A natural product, chloramphenicol is one of the oldest antibiotics
on the market. For decades it has been useful for many bacterial
infections, including meningitis, plague, cholera and typhoid fever.
Linezolid, a synthetic drug, is a newer antibiotic used to treat
serious infections — streptococci and methicillin-resistant
Staphylococcus aureus (MRSA), among others — caused by Gram-positive
bacteria that are resistant to other antibiotics. Mankin’s previous
research established the site of action and mechanism of resistance to
linezolid.
While the antibiotics are very different, they each bind to the
ribosome’s catalytic center, where they were expected to inhibit
formation of any peptide bond that links the components of the protein
chain into a long biopolymer. In simple enzymes, an inhibitor that
invades the catalytic center simply stops the enzyme from doing its job.

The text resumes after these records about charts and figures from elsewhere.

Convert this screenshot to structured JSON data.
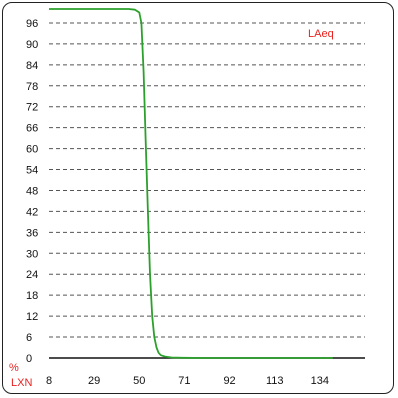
{
  "chart_data": {
    "type": "line",
    "legend": "LAeq",
    "xlabel": "LXN",
    "ylabel": "%",
    "x_ticks": [
      8,
      29,
      50,
      71,
      92,
      113,
      134
    ],
    "y_ticks": [
      0,
      6,
      12,
      18,
      24,
      30,
      36,
      42,
      48,
      54,
      60,
      66,
      72,
      78,
      84,
      90,
      96
    ],
    "xlim": [
      8,
      155
    ],
    "ylim": [
      0,
      100
    ],
    "grid": "horizontal-dashed",
    "legend_position": "top-right",
    "colors": {
      "line": "#2ca02c",
      "legend": "#e8231f",
      "axis_labels": "#e8231f",
      "grid": "#555555"
    },
    "series": [
      {
        "x": [
          8,
          30,
          45,
          48,
          50,
          51,
          52,
          53,
          54,
          55,
          56,
          57,
          58,
          59,
          60,
          62,
          65,
          70,
          80,
          100,
          130,
          140
        ],
        "y": [
          100,
          100,
          100,
          99.8,
          99,
          96,
          82,
          62,
          42,
          24,
          12,
          6,
          3,
          1.5,
          0.8,
          0.4,
          0.15,
          0.05,
          0,
          0,
          0,
          0
        ]
      }
    ]
  }
}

This, Mankin said, had been what scientists had believed was also true
for antibiotics that target the ribosome.
“Contrary to this view, the activity of chloramphenicol and linezolid
critically depends on the nature of specific amino acids of the nascent
chain carried by the ribosome and by the identity of the next amino
acid to be connected to a growing protein,” Vazquez-Laslop said. “These
findings indicate that the nascent protein modulates the properties of
the ribosomal catalytic center and affects binding of its ligands,
including antibiotics.”
Combining genomics and biochemistry has allowed the UIC researchers to better understand how the antibiotics work.
“If you know how these inhibitors work, you can make better drugs and
make them better tools for research,” said Mankin. “You can also use
them more efficiently to treat human and animal diseases.”